Cependant Jésus lui-même vient se faire baptiser par Jean-Baptiste. Or une difficulté se présente, car les baptisés confessaient leurs péchés (Marc 1.5 ; Matthieu 3.6). Jésus, en raison de son absolue sainteté, ne pouvait confesser ses péchés. L’émotion et le geste de refus de Jean-Baptiste (Matthieu 3.14) s’expliquent bien naturellement et font penser que Jean n’a pas exigé de Jésus la confession habituelle. Si Jésus demande à Jean le baptême, ce n’est pas parce qu’il a besoin de se repentir, mais c’est à cause du caractère messianique du baptême de Jean. C’est une occasion pour Jésus de se manifester comme Messie et pour Dieu de consacrer Jésus comme son Fils bien-aimé (Matthieu 3.13-17 ; Marc 1.9-11 ; Luc 3.21 et suivant). Le baptême de Jésus est accompagné de l’effusion de l’Esprit sur Jésus. Cependant il est inadmissible que Jésus ait été jusqu’à ce moment-là privé de l’Esprit de Dieu ; mais c’est à ce moment-là qu’est confirmée et proclamée la prise de possession de la personnalité de Jésus par l’Esprit. On comprend alors que le baptême chrétien ait été considéré comme impliquant le don de l’Esprit (Actes 1.5 ; Actes 11.16 ; Actes 19.1 ; Actes 19.6). Il est probable que Jésus a voulu accomplir un acte de solidarité avec ses frères, mais il y a aussi, de sa part, un acte d’obéissance envers Dieu (Matthieu 3.15). C’est son intronisation mystérieuse dans le ministère qu’il va commencer ; c’est une consécration officielle. Signalons que l’Église romaine admet que, par sa sainteté, Jésus a sanctifié l’eau dans laquelle il était plongé et l’a ainsi rendue propre à accomplir les merveilleux effets du sacrement.

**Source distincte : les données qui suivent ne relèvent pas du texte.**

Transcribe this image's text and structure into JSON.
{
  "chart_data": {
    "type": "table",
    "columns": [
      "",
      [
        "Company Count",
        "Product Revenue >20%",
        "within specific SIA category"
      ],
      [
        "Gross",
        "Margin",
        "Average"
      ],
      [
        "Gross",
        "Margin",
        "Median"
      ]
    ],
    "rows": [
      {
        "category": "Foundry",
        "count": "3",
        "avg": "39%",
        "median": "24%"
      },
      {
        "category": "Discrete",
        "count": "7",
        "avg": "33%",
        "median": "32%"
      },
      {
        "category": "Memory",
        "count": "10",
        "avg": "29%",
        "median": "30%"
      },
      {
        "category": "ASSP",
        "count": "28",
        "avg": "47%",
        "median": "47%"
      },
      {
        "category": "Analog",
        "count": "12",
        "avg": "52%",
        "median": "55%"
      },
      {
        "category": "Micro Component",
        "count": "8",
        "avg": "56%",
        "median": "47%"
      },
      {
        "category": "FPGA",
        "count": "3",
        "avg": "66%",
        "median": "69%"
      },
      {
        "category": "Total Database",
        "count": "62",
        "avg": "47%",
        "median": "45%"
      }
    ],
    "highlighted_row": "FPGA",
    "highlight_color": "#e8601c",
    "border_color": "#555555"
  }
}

Jésus baptisait-il ? Il y a contradiction à ce sujet entre Jean 3.22 ; Jean 4.1 qui affirment que Jésus baptisait et Jean 4.2 qui dit : « ce n’est pas Jésus qui baptisait, mais ses disciples », évidemment avec l’autorisation de leur Maître. Si lui-même a baptisé, ce ne put être que tout à fait au début de son ministère et pendant peu de temps : son baptême dut être analogue à celui de Jean-Baptiste. Il n’est pas mentionné qu’il ait baptisé ses disciples. En tout cas aucun texte n’attribue à Jésus l’institution du baptême pendant son ministère. Dans ses instructions aux douze apôtres et aux soixante-dix disciples envoyés en mission, il n’en est pas question. Plus tard saint Paul dira que Jésus-Christ, ne l’a pas fait apôtre pour baptiser, mais pour prêcher l’Évangile (1 Corinthiens 1.17). C’est seulement après sa résurrection que, selon Matthieu 28.19, Jésus a donné l’ordre de baptiser. Ni Jean, ni Luc ne rapportent cet ordre et Marc 16.18 fait partie d’une conclusion ajoutée après coup au 2e Évangile (voir Marc, Évangile), qui était resté inachevé à Marc 16.8. On peut d’ailleurs se demander si la formule de Matthieu 28.19, « au nom du Père, du Fils et du Saint-Esprit », ne provient pas d’une modification ou d’une adjonction ultérieure, quand on constate que les passages du livre des Actes faisant allusion au baptême montrent que le baptême était donné « au nom du Seigneur Jésus-Christ » (Actes 2.38 ; Actes 8.16 ; Actes 10.48 ; Actes 19.5) cf aussi 1 Corinthiens 1.13) ; nous avons là probablement la forme la plus ancienne du baptême chrétien. Il n’est pas possible de trouver dans les Évangiles, ni même dans le Nouveau Testament tout entier, une doctrine systématique du baptême. Jésus, qui a réclamé pour Dieu des adorateurs en esprit et en vérité (Jean 4.23 et suivant), qui voulait une religion du cœur et de la conscience, qui a mis l’accent sur la pureté intérieure (Marc 7.1-23), n’a pu attribuer au baptême qu’il ordonnait une vertu spéciale et magique. C’est pour lui un symbole. Il déclare ses disciples purs non pas à cause du baptême, que peut-être d’ailleurs ils n’ont pas reçu, mais « à cause de la parole » (Jean 15.3), c’est-à-dire de l’Évangile qu’ils ont reçu et accepté. Quand il parle de sa mort prochaine, il l’appelle un baptême, et c’est évidemment là encore une image (Luc 12.50 ; Marc 10.38 ; Matthieu 20.22 ; Matthieu 20.23.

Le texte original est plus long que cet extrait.